Лютфи уютно закинул ногу за ногу и с ленцой в голосе пояснил:
— Я бы, конечно, мог дальше не идти, когда мне стала ясна роль Мелиса в истории с убитым, ваша роль и роль вашей подружки Шахло. Этого вполне достаточно, чтобы назвать мое расследование первоклассным. И закрыть дело… как это и случилось. Но я не был бы Лютфи, играющий все главные мужские роли в нашем самодеятельном театре, если бы не интересовался любой историей в ее совокупности и многосложности.
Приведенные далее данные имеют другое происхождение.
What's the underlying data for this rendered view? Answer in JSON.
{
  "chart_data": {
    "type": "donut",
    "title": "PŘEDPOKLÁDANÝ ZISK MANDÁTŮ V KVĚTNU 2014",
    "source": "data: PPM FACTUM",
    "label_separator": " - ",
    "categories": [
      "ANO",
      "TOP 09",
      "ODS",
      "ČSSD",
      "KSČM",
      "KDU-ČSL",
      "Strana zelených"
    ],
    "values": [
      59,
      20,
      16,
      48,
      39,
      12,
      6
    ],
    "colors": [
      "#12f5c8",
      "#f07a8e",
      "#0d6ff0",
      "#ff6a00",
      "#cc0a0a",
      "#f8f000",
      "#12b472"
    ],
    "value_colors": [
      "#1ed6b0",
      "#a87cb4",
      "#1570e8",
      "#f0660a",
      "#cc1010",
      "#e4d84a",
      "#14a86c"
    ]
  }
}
Имя Байбутаева вам знакомо? — задал неожиданно вопрос Лютфи.
Давлятов ухмыльнулся, как бы укоряя следователя за очередной подвох с вопросом.
— Можно подумать, что вы не знаете всех, кого я знаю… Знаете вы прекрасно и фемудянского Бабасоля, который все время ходит с Байбутаевым неразлучно… У вас, должно быть, и отдельная папочка заведена на сей счет — фото моего фигурного дома. Байбутаев со своим чудо-аппаратом, анализом желчного сока академика Бабасоля… Странная у них дружба, странная! Никак не пойму, что влечет к Байбутаеву солидного, респектабельного академика? Какой расчет? Какая польза? — вдруг сделался словоохотливым Давлятов.